Section 24

Information which is “required for the purposes of safeguarding national security” is not limited to military defence or protecting our systems of government. It includes guarding against actions which may impact on the UK and the people who live here. This could include the widespread disruption of public services caused by a significant cyber-attack.

However, to rely on this section, you must:

clearly address the “reasonable necessity” aspect of the exemption; and
carry out a public interest test.

Example

The House of Commons (HoC) received a request about incidents of lost or stolen IT equipment. While the HoC disclosed some information, they withheld specific technical details under section 24(1), including names of IT systems and tools, and details of individual assets and reporting processes.

The HoC argued that:

the ‘reasonable necessity' was covered because the Parliamentary network:
- - is part of the Critical National Infrastructure (CNI);
  - has previously been targeted for cyber-attacks; and
  - is still under high risk of attack
disclosure could aid attackers in crafting targeted phishing campaigns or exploiting known vulnerabilities; and
a breach could compromise sensitive data and disrupt parliamentary functions.

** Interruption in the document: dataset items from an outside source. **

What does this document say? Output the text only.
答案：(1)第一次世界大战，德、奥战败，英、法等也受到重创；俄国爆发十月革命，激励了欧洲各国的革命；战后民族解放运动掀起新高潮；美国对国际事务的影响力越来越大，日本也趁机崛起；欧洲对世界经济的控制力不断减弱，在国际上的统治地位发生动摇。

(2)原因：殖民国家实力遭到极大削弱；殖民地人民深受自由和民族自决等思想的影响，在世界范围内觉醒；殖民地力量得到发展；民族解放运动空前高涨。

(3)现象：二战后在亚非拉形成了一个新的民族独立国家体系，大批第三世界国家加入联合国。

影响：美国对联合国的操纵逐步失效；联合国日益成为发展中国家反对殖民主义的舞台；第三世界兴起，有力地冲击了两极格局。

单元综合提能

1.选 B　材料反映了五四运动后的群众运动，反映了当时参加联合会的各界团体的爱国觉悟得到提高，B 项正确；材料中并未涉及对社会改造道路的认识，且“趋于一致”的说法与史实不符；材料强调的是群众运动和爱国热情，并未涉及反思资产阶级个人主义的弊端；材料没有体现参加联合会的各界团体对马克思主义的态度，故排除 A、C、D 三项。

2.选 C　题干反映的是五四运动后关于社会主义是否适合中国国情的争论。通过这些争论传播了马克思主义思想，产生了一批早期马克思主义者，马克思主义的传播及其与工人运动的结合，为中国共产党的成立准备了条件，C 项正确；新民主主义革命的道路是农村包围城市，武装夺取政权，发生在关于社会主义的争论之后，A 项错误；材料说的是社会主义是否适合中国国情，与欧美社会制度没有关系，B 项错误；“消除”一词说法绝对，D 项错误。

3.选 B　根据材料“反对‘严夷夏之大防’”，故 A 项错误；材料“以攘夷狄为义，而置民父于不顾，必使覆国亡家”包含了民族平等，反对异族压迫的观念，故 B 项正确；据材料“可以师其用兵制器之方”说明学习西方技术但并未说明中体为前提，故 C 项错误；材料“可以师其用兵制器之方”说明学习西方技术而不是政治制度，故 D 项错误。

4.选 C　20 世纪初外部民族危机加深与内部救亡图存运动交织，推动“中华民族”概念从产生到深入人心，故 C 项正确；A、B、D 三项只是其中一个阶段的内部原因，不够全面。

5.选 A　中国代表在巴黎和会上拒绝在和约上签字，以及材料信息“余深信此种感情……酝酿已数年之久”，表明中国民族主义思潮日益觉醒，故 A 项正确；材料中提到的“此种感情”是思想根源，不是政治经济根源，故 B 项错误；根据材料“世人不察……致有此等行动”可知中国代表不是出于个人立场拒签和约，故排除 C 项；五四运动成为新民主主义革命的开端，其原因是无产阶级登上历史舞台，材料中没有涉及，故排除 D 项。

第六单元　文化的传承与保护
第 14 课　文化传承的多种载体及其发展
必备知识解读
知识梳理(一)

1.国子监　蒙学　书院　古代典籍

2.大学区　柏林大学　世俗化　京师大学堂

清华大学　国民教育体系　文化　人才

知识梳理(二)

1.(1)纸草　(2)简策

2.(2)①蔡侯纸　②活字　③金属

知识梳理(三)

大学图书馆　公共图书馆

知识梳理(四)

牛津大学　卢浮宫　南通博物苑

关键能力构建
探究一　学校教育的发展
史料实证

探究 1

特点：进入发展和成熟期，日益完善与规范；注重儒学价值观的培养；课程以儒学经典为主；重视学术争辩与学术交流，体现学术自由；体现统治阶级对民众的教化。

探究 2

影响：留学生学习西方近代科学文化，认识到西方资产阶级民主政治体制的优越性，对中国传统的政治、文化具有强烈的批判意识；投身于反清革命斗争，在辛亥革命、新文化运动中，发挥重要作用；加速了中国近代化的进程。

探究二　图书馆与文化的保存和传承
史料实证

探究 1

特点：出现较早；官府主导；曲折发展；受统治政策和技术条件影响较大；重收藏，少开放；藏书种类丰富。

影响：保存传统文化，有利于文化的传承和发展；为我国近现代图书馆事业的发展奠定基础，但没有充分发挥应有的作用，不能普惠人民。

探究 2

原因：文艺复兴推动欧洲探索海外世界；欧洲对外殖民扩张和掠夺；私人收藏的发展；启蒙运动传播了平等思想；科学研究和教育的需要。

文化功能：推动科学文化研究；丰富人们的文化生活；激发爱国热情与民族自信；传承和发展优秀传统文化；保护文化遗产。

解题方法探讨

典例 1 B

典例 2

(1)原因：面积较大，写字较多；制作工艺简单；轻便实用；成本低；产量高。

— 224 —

We accepted these arguments. We noted that disclosed information could be combined with other information which is already publicly available in a way that increased the risk of a disruptive cyber-attack (this is sometimes called the mosaic effect). The risk was also heightened due to previous cyber-attacks on Parliament.

The requester stressed the public’s right to understand how sensitive information is managed. The HoC acknowledged the importance of transparency and highlighted that they already proactively disclose information about loss and theft of devices. We concluded that the public interest in protecting national security and the integrity of the Parliamentary IT network outweighed the interest in further disclosure, and upheld the application of section 24 (1).